No século XVIII, a autorização do príncipe-bispo para a colheita das uvas demorou a chegar em um mosteiro alemão. Foi o início do Late Harvest
Euclides Penedo Borges Publicado em 17/12/2007, às 14h41 - Atualizado em 27/07/2013, às 13h44
Na colheita tardia, as uvas murcham nos cachos, concentrando açúcar |
Mesmo sendo importante cultural e historicamente, a cidade alemã de Fulda, centro comercial com sessenta mil habitantes, é pouco ou nada conhecida entre nós. Marco do catolicismo alemão, sua catedral barroca é lugar de visitação, pois ali se encontra o túmulo de São Bonifácio, o apóstolo da antiga Germânia.
Em sua época áurea, Fulda era governada pelos chamados príncipes-bispos, ao mesmo tempo chefes espirituais e soberanos seculares, muito poderosos em sua época (1752 – 1802). Os viticultores do principado, por exemplo, eram obrigados a obter a autorização deles antes de colher as uvas em cada safra. Na época da colheita, mensageiros a cavalo chegavam à corte a toda hora, apressados, vindos dos quatro cantos, para obter a permissão e voltar a tempo de encontrar as uvas na condição ideal de maturidade.
O atraso do mensageiro
Os monges da colina de São João (Kloster Johannisberg), na Renânia, estavam entre os que se submetiam ao soberano de Fulda, distante 150 quilômetros do mosteiro. No outono de 1775, quando o príncipe-bispo Henrique von Bibra era o regente, o cavaleiro Babbert foi enviado de Johannisberg para obter a autorização. Possivelmente raptado ou assaltado em meio ao longo caminho, o mensageiro atrasou-se demais. Quando a autorização chegou, finalmente, as uvas Riesling supermaduras começavam a murchar nos cachos. Não tendo outro jeito, os monges colheram e vinificaram as uvas passificadas, desidratadas, prenhes de açúcar, para ver no que dava.

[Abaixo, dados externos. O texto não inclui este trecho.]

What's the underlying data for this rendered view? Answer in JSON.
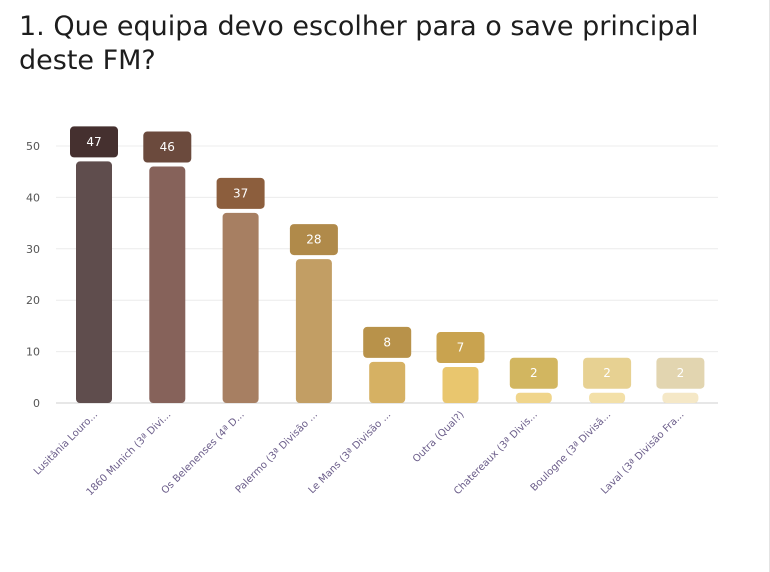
{
  "question": {
    "title": "1. Que equipa devo escolher para o save principal deste FM?"
  },
  "chart_data": {
    "type": "bar",
    "title": "",
    "xlabel": "",
    "ylabel": "",
    "ylim": [
      0,
      50
    ],
    "yticks": [
      0,
      10,
      20,
      30,
      40,
      50
    ],
    "grid": true,
    "categories": [
      "Lusitânia Louro...",
      "1860 Munich (3ª Divi...",
      "Os Belenenses (4ª D...",
      "Palermo (3ª Divisão ...",
      "Le Mans (3ª Divisão ...",
      "Outra (Qual?)",
      "Chatereaux (3ª Divis...",
      "Boulogne (3ª Divisã...",
      "Laval (3ª Divisão Fra..."
    ],
    "values": [
      47,
      46,
      37,
      28,
      8,
      7,
      2,
      2,
      2
    ],
    "bar_colors": [
      "#5f4d4d",
      "#86625a",
      "#a77f62",
      "#c29e64",
      "#d6b163",
      "#e9c66e",
      "#f0d58b",
      "#f3e0a8",
      "#f5e8c7"
    ],
    "label_colors": [
      "#45302f",
      "#6b4a3d",
      "#8c5e3d",
      "#b08a4a",
      "#b8924a",
      "#c9a34f",
      "#d2b660",
      "#e7d192",
      "#e2d5b0"
    ]
  }
}
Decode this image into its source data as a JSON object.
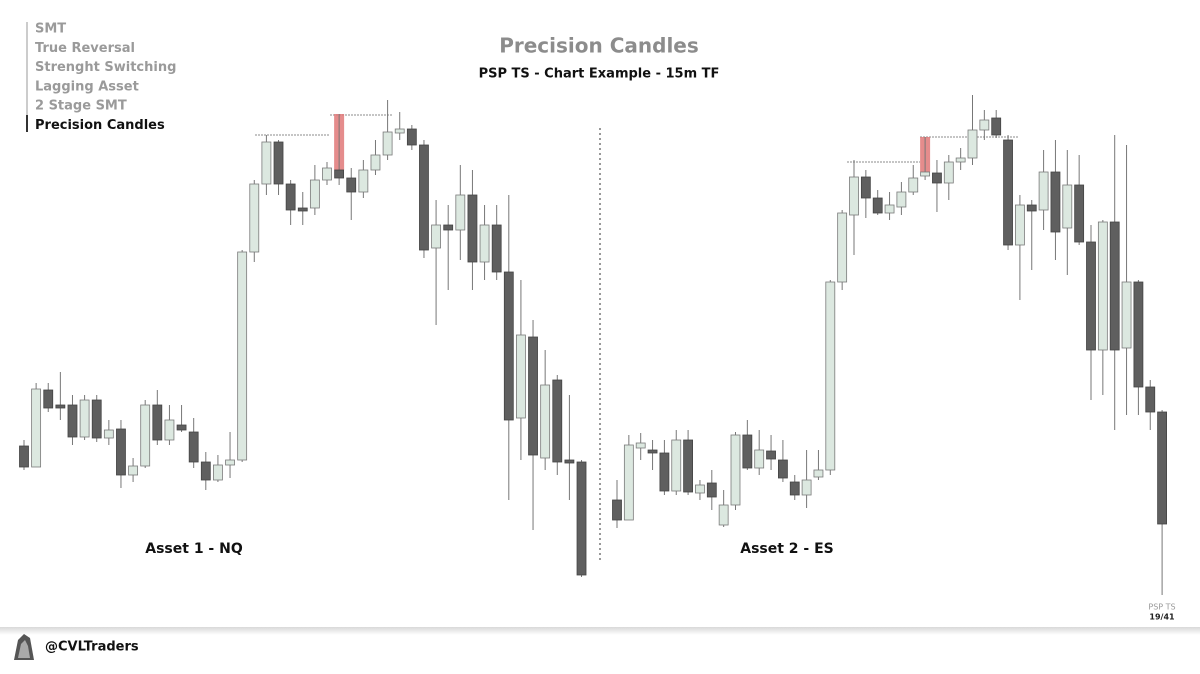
{
  "menu": [
    "SMT",
    "True Reversal",
    "Strenght Switching",
    "Lagging Asset",
    "2 Stage SMT",
    "Precision Candles"
  ],
  "header": {
    "title": "Precision Candles",
    "subtitle": "PSP TS - Chart Example - 15m TF"
  },
  "footer": {
    "handle": "@CVLTraders",
    "deck": "PSP TS",
    "page": "19/41"
  },
  "chart_data": [
    {
      "type": "candlestick",
      "label": "Asset 1 - NQ",
      "ylim": [
        0,
        600
      ],
      "up_color": "#dce8e0",
      "down_color": "#5f5f5f",
      "highlight": [
        26
      ],
      "highlight_color": "#e07878",
      "open": [
        154,
        133,
        210,
        195,
        195,
        163,
        200,
        162,
        171,
        125,
        134,
        195,
        160,
        175,
        168,
        138,
        120,
        135,
        140,
        348,
        416,
        458,
        416,
        392,
        392,
        420,
        430,
        422,
        408,
        430,
        445,
        467,
        471,
        455,
        352,
        375,
        370,
        405,
        338,
        375,
        328,
        182,
        263,
        142,
        220,
        140,
        138
      ],
      "high": [
        160,
        217,
        217,
        228,
        205,
        205,
        205,
        180,
        180,
        142,
        200,
        210,
        195,
        195,
        182,
        148,
        145,
        168,
        350,
        420,
        465,
        460,
        420,
        408,
        435,
        438,
        486,
        432,
        440,
        460,
        500,
        488,
        475,
        460,
        400,
        395,
        435,
        430,
        395,
        395,
        405,
        320,
        280,
        250,
        225,
        205,
        140
      ],
      "low": [
        130,
        133,
        188,
        180,
        155,
        160,
        158,
        155,
        112,
        118,
        132,
        155,
        155,
        168,
        132,
        110,
        118,
        122,
        138,
        338,
        405,
        405,
        375,
        375,
        385,
        415,
        415,
        380,
        402,
        425,
        440,
        460,
        450,
        342,
        275,
        310,
        340,
        310,
        320,
        320,
        100,
        140,
        70,
        130,
        125,
        100,
        23
      ],
      "close": [
        133,
        211,
        192,
        192,
        163,
        200,
        162,
        170,
        125,
        134,
        195,
        160,
        180,
        170,
        138,
        120,
        135,
        140,
        348,
        416,
        458,
        416,
        390,
        389,
        420,
        432,
        422,
        408,
        430,
        445,
        468,
        471,
        455,
        350,
        375,
        370,
        405,
        338,
        375,
        328,
        180,
        265,
        145,
        215,
        138,
        137,
        25
      ]
    },
    {
      "type": "candlestick",
      "label": "Asset 2 - ES",
      "ylim": [
        0,
        600
      ],
      "up_color": "#dce8e0",
      "down_color": "#5f5f5f",
      "highlight": [
        26
      ],
      "highlight_color": "#e07878",
      "open": [
        100,
        80,
        152,
        150,
        147,
        109,
        160,
        107,
        117,
        75,
        95,
        165,
        132,
        149,
        140,
        118,
        105,
        123,
        130,
        318,
        385,
        423,
        402,
        387,
        393,
        408,
        424,
        427,
        417,
        438,
        442,
        470,
        482,
        460,
        355,
        395,
        390,
        428,
        372,
        415,
        358,
        250,
        378,
        252,
        318,
        213,
        188
      ],
      "high": [
        120,
        165,
        167,
        160,
        160,
        170,
        170,
        120,
        130,
        110,
        168,
        180,
        170,
        165,
        160,
        125,
        150,
        150,
        320,
        390,
        440,
        430,
        410,
        408,
        418,
        435,
        463,
        440,
        445,
        452,
        505,
        490,
        490,
        465,
        405,
        400,
        450,
        460,
        450,
        445,
        375,
        380,
        465,
        455,
        320,
        220,
        190
      ],
      "low": [
        72,
        80,
        140,
        130,
        105,
        105,
        105,
        100,
        90,
        73,
        90,
        130,
        125,
        130,
        118,
        100,
        92,
        120,
        125,
        310,
        345,
        382,
        385,
        380,
        385,
        405,
        420,
        388,
        400,
        430,
        435,
        460,
        462,
        350,
        300,
        330,
        370,
        340,
        325,
        355,
        200,
        205,
        170,
        185,
        185,
        170,
        5
      ],
      "close": [
        80,
        155,
        157,
        147,
        109,
        160,
        108,
        115,
        103,
        95,
        165,
        132,
        150,
        141,
        122,
        105,
        120,
        130,
        318,
        387,
        423,
        402,
        387,
        395,
        408,
        422,
        428,
        417,
        438,
        442,
        470,
        480,
        465,
        355,
        395,
        389,
        428,
        368,
        415,
        358,
        250,
        378,
        250,
        318,
        213,
        188,
        76
      ]
    }
  ]
}
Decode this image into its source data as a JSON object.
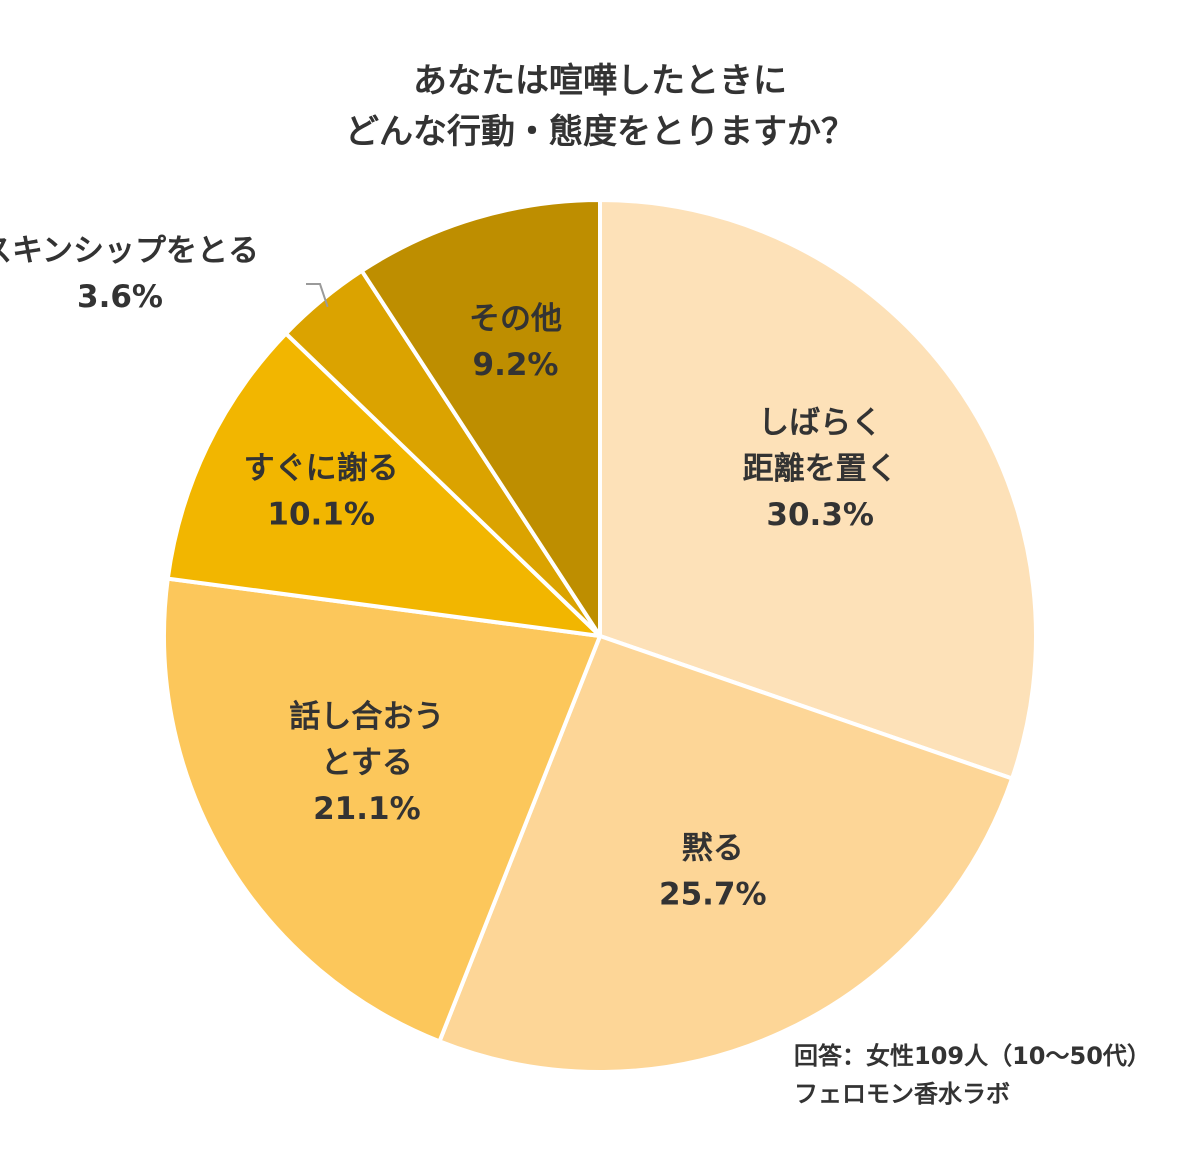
{
  "chart_data": {
    "type": "pie",
    "title": [
      "あなたは喧嘩したときに",
      "どんな行動・態度をとりますか？"
    ],
    "slices": [
      {
        "lines": [
          "しばらく",
          "距離を置く"
        ],
        "percent_label": "30.3%",
        "value": 30.3,
        "color": "#fde1b8"
      },
      {
        "lines": [
          "黙る"
        ],
        "percent_label": "25.7%",
        "value": 25.7,
        "color": "#fdd697"
      },
      {
        "lines": [
          "話し合おう",
          "とする"
        ],
        "percent_label": "21.1%",
        "value": 21.1,
        "color": "#fcc75b"
      },
      {
        "lines": [
          "すぐに謝る"
        ],
        "percent_label": "10.1%",
        "value": 10.1,
        "color": "#f2b600"
      },
      {
        "lines": [
          "スキンシップをとる"
        ],
        "percent_label": "3.6%",
        "value": 3.6,
        "color": "#dba300"
      },
      {
        "lines": [
          "その他"
        ],
        "percent_label": "9.2%",
        "value": 9.2,
        "color": "#be8e00"
      }
    ],
    "note": [
      "回答：女性109人（10～50代）",
      "フェロモン香水ラボ"
    ]
  }
}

O resultado foi encorajador. Era o início do processo de vinificação com uvas de colheita tardia.
Um vinho de colheita tardia
Deve-se agradecer ao acaso a documentação do fato. O favor nos foi feito por intermédio de Johan Engert, administrador do mosteiro de Johannisberg, ao anotar à margem dos anais conventuais, em 1776: “Nunca havia trazido à minha boca um vinho como esse”. Ele referia-se ao estranho e doce vinho da Riesling, colhida tardiamente no ano anterior. A partir de então, o processo passou a ser aperfeiçoado e a ser usado regularmente. Sua fama se estendeu primeiro pelo Rheingau, com o nome de Spätlese, em seguida para o Mosel e outras regiões do território germânico. No século dezenove chegou à Alsácia, na França, onde foi batizado de Vendange Tardive; para a Itália chegou como Vendimmia Tardiva; para a Espanha, Vendimia ou Cosecha Tardia, e assim sucessivamente. Mais tarde, no Novo Mundo, adotou-se a expressão Late Harvest.
Na Argentina, Tardío, simplesmente.
Nos dias de hoje
Hoje pode-se dizer que a presença dos vinhos de sobremesa de colheita tardia, sucedâneos dos Rieslings de Johannisberg, é universal.
Podemos citar desde os Tokaji Furmint Late Harvest, da Hungria, até os Navarra Vendimia Tardia, da Espanha. Do Gewürztraminer Vendange Tardive, da Alsácia, ao Moscadello Vendimmia Tardiva, da Toscana.
No Novo Mundo, os Sémillon Late Harvest, do Chile; os Moscatéis Late Harvest, do nordeste brasileiro, o Riesling Late Harvest, da África do Sul, e assim por diante, para ficarmos em poucos exemplos.
O antigo mosteiro de Johannisberg, no Rheingau, o berço dos vinhos de colheita tardia, é atualmente um palácio, o Schlosso Johannisberg, que domina, do alto da colina, os vinhedos que descem para o Rio Reno, entre Geisenheim e Winkel.
Pertence desde 1816 aos herdeiros do Príncipe Metternich, que o ganhou de presente do imperador da Áustria, em agradecimento aos seus serviços. A estátua erguida em homenagem ao cavaleiro Babbert, o mensageiro tardio, encontra-se em seu interior. Infelizmente não é fácil entrar lá para conferir o rastro da história.